Ilana Volodarsky moved here from Ukraine as a girl in 1989, and she witnessed the community drift apart. Years later, wanting to create a program for Russian Jews in the Twin Cities, she went through the files that existed for the community at Jews organizations and found them badly out of date; even her own address was an old one.
Volodarsky had graduated from the University of Minnesota and afterwards worked professionally as an event planner, but volunteered at Jewish organizations. After college, she was asked to be on the board of the St. Paul Jewish Federation, and there she proposed what would become RAJMN (Russian-American Jews in Minnesota), a program designed to connect the scattered Russian Jewish community — both with the larger Jewish community, and with each other.
But first she had to find them. In an interview with the American Jewish World, Volodarsky describes hand-delivering fliers to Russian restaurants, groceries and businesses. “There was no Facebook, no social media, no database,” she says. “It was impossible to get people together.”
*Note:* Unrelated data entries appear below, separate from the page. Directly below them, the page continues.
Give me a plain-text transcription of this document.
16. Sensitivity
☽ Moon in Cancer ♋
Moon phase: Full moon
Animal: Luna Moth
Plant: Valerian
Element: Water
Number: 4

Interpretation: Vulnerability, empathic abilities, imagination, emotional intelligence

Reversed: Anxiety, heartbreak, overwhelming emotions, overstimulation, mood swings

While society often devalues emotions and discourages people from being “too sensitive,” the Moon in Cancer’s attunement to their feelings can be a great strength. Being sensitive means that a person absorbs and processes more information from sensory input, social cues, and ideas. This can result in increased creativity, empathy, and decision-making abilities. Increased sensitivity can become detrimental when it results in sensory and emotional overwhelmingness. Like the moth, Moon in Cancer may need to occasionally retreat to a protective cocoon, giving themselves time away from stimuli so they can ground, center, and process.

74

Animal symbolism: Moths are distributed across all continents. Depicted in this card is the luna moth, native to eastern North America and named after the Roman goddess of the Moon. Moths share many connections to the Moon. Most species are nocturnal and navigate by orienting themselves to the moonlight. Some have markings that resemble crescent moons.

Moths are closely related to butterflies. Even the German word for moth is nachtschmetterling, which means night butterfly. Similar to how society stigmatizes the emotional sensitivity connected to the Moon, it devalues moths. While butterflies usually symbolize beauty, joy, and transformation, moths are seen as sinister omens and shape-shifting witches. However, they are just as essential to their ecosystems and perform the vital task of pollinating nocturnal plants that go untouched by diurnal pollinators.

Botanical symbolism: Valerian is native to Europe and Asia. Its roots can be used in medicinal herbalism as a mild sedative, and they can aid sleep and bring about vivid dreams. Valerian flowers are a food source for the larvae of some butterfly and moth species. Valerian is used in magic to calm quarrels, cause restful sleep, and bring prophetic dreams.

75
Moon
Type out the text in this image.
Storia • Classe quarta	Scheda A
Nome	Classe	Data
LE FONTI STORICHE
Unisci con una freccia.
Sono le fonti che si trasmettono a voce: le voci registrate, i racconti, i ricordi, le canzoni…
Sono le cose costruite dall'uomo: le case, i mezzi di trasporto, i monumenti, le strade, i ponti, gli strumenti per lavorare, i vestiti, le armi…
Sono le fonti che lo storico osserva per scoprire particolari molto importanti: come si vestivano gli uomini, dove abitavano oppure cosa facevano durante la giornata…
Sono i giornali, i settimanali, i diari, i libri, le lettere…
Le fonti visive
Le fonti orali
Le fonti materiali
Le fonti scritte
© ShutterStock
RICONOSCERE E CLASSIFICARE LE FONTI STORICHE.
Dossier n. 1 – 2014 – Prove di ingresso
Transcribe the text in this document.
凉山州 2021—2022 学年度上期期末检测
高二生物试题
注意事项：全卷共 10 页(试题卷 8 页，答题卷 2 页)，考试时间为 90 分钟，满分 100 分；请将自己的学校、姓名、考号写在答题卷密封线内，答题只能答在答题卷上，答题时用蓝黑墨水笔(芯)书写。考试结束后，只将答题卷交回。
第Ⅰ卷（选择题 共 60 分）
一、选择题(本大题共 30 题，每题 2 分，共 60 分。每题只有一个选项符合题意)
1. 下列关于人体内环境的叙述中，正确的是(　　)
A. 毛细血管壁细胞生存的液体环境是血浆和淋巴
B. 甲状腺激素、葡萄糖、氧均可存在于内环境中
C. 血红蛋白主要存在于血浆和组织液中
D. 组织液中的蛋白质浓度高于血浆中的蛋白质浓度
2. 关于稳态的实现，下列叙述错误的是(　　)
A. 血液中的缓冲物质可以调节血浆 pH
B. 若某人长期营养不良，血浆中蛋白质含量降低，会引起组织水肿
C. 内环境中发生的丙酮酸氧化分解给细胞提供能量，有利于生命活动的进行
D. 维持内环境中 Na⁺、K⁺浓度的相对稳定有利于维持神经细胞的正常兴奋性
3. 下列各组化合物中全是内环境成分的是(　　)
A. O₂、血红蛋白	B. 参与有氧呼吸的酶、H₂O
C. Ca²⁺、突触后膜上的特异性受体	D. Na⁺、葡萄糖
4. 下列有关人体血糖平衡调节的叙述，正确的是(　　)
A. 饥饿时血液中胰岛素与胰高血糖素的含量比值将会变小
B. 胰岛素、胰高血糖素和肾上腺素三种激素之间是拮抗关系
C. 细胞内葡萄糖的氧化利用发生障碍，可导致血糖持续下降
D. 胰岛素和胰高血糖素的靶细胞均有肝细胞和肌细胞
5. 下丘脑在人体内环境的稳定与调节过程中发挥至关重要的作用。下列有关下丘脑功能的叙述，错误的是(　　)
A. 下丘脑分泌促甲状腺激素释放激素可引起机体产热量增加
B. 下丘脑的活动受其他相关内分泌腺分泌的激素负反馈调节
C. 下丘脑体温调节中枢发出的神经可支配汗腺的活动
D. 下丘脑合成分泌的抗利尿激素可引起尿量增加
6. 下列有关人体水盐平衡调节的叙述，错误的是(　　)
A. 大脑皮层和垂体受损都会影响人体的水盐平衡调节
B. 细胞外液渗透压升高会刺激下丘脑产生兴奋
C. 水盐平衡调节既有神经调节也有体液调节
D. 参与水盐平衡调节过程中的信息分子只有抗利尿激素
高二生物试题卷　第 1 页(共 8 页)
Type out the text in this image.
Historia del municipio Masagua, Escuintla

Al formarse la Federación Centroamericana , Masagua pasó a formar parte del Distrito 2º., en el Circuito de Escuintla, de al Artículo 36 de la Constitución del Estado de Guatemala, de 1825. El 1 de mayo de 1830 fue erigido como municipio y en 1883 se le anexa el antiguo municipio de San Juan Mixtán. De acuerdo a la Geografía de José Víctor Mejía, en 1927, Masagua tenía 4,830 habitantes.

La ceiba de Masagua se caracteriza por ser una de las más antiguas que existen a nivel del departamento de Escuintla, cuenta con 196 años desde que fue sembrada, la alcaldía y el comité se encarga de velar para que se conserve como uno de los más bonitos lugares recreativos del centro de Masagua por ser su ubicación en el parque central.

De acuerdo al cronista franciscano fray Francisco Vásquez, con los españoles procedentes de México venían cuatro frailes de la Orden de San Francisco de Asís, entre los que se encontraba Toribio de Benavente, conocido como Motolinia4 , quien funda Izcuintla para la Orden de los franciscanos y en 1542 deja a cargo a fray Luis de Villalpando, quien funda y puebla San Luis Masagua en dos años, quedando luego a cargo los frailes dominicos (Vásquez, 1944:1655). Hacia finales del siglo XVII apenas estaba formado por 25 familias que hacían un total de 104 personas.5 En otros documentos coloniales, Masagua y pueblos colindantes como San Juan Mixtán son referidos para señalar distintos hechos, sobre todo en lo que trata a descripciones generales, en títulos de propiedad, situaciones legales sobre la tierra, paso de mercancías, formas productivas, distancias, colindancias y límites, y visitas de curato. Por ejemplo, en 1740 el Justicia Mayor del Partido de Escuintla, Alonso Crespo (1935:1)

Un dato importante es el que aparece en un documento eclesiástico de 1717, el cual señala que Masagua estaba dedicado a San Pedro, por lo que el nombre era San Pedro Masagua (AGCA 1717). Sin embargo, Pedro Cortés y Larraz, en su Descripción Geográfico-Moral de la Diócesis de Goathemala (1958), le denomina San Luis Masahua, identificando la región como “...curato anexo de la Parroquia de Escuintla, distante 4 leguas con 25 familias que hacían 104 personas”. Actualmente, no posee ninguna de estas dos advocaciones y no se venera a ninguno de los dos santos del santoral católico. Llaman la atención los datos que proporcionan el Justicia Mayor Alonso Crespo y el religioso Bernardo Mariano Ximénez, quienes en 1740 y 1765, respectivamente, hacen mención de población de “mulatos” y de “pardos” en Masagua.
With her background in event planning, Volodarsky was able to both create new programs for Russian Jews and to meet with existing institutions to discuss how to incorporate that community into forthcoming events.
Her work paid off. Russian Jews began to attend the RAJMN events, and Russian parents began to bring their children to events in the larger Jewish community, including Jewish religious school education and summer camps. “They love it there,” Volodarsky says.
She described a certain comfort level Russian Jews and their children experience when they see each other at these events. “Many of the children are bilingual,” she says. “It’s as though you went to another country and saw an American, you would feel like you had something in common. It’s the same with us here.”
RAJMN is approaching its 14th anniversary, and the organization’s events regularly bring in 250-plus attendees, which would be a remarkable for any Jewish organization. The organization has served more than 3,000 people over the years, and their recent Hanuka event brought in 400 people.
“The work does pay off,” Volodarsky says. “People see the benefit.”